Alaa Abd El Fattah doit être libéré, déclare un groupe de l'ONU

Le militant égyptien des droits de l'homme et blogueur Alaa Abd El Fattah, actuellement incarcéré pour cinq ans pour sa participation à une manifestation pacifique, est détenu arbitrairement et doit être libéré, a déclaré le Groupe de travail des Nations Unies sur la détention arbitraire mercredi 29 juin. Cette déclaration fait suite à une pétition adressée au Groupe de travail par l'Initiative de défense juridique des médias (MLDI) et la Fondation Electronic Frontier (EFF).

Alaa Abd El Fattah, figure emblématique du Printemps arabe de 2011, a été arrêté le 28 novembre 2013, deux jours après avoir participé à une manifestation pacifique contre une loi autorisant le jugement de civils égyptiens par des tribunaux militaires. Il a été arrêté sans mandat et battu par des policiers, tandis que les autorités perquisitionnaient son domicile.

Le Groupe de travail des Nations Unies sur la détention arbitraire a appelé l'Égypte à libérer immédiatement l'influent militant des droits de l'homme, estimant qu'il avait été détenu arbitrairement en raison de l'exercice de son droit à la liberté d'opinion et de sa participation à une manifestation pacifique le 26 novembre 2013.

Le procès d'Alaa Abd El Fattah a eu lieu entaché d'irrégularités de procédure et les preuves qui ont été présentées étaient faibles, non pertinents et fabriqués. Le 11 juin 2014, il a été condamné par contumace, alors qu'il attendait devant le tribunal d'y être admis, à 15 ans de prison. Lors du procès en appel qui s'est tenu par la suite, sa peine a été réduite à cinq ans. Sa condamnation est considérée comme emblématique des efforts déployés par l'Égypte pour… l'objectif des militants qui continuent de lutter pour la liberté d'expression.

Le mercredi 29 juin, le Groupe de travail des Nations Unies sur la détention arbitraire a publié un rapport. Opinion Le Groupe de travail a déclaré que la détention d'Abd El Fattah était arbitraire.
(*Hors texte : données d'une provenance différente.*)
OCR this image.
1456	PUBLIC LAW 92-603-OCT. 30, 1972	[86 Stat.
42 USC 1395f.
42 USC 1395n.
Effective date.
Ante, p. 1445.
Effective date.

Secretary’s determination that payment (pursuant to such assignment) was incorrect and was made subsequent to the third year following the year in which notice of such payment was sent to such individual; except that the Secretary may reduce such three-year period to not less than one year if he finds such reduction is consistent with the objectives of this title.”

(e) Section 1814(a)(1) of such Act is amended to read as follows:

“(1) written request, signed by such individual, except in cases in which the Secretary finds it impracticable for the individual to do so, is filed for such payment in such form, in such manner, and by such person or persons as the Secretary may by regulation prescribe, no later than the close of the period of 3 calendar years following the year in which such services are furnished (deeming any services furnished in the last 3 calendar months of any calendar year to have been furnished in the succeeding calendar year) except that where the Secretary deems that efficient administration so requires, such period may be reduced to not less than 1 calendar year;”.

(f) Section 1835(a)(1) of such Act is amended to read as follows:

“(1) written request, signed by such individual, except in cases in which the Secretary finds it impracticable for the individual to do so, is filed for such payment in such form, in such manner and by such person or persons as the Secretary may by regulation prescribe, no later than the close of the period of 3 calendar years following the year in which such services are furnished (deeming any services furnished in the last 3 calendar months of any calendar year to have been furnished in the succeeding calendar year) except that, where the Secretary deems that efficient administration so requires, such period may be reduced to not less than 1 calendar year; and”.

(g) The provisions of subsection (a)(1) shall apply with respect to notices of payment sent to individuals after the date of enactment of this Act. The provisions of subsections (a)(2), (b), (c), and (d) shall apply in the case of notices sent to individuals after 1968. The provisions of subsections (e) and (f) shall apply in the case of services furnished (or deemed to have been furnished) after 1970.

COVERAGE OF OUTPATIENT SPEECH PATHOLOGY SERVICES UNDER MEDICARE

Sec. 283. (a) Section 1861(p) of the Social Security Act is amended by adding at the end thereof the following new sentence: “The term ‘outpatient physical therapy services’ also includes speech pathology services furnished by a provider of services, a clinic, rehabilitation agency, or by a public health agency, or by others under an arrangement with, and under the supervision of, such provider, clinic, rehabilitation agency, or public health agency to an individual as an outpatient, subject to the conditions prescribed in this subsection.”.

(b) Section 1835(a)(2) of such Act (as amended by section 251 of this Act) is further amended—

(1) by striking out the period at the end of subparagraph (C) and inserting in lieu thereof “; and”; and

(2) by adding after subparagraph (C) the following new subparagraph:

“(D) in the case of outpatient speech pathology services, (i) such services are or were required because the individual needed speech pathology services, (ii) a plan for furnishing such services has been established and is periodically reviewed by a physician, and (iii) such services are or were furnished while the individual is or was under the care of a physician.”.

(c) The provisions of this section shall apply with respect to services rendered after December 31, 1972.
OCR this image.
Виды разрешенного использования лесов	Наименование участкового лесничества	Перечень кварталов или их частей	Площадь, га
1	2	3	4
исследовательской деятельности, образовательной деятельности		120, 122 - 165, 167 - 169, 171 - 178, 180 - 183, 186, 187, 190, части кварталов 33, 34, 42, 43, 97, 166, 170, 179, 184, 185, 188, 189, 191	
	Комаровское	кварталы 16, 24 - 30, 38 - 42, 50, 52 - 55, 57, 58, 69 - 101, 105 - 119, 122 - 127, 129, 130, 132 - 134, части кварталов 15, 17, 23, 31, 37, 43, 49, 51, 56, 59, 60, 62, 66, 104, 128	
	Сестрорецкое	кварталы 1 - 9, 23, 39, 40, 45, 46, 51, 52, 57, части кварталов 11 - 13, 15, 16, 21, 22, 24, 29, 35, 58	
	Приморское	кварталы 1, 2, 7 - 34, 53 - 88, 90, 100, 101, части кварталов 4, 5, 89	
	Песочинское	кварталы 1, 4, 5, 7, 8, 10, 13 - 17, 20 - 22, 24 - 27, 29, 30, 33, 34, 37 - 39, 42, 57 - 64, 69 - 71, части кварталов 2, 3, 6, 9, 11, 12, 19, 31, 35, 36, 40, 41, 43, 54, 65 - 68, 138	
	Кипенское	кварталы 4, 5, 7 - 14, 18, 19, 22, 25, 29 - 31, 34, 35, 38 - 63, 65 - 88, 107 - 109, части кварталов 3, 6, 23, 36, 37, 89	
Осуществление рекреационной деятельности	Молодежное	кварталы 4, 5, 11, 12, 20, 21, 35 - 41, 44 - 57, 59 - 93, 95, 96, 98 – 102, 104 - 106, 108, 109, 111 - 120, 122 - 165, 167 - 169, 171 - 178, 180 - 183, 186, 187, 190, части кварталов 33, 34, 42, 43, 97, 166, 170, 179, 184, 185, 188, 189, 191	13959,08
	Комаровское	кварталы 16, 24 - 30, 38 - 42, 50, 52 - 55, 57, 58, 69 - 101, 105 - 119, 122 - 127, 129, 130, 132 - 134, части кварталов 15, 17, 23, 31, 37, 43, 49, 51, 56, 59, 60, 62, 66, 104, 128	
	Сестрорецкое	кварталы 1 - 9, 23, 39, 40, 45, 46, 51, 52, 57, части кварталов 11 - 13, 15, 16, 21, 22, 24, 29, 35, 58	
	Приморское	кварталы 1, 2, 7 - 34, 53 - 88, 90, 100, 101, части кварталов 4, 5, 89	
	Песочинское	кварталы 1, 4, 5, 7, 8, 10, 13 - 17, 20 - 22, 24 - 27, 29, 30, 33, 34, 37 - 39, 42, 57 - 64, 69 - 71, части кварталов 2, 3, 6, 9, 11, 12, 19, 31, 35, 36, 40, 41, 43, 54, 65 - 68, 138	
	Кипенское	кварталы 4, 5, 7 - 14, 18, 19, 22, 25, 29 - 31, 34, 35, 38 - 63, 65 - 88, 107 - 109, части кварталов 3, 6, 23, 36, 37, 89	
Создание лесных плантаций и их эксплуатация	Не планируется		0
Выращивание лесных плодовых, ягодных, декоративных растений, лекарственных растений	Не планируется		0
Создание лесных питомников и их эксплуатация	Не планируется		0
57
Il a affirmé que l'Égypte n'avait pas prouvé qu'Abd El Fattah avait commis un quelconque crime. Il a critiqué la loi égyptienne sur les manifestations en vertu de laquelle Abd El Fattah a été condamné, estimant qu'elle semble être utilisée comme un instrument de répression contre les manifestations pacifiques. De plus, le Groupe de travail a exprimé sa vive préoccupation concernant cette affaire et ce qu'il qualifie de « détentions arbitraires systématiques et généralisées de personnes dans le contexte de manifestations pacifiques ». L'avis du Groupe de travail est perçu comme une victoire pour Abd El Fattah et pour de nombreux militants égyptiens comme lui.

Alinda Vermeer, juriste principale de MLDI, a déclaré : « Le travail précieux d’Alaa Abd El Fattah, qui a révélé le mépris de l’Égypte pour les droits humains, a fait de lui une cible privilégiée des autorités égyptiennes. Compte tenu de l’avis ferme du Groupe de travail, qui reconnaît l’importance de son travail et demande sa libération immédiate, l’Égypte doit agir et libérer Alaa Abd El Fattah. »

MLDI et EFF sont reconnaissants envers Réseau euro-méditerranéen des droits de l'homme et le cabinet d'avocats Jour de Leigh pour leur aide dans la pétition adressée au Groupe de travail.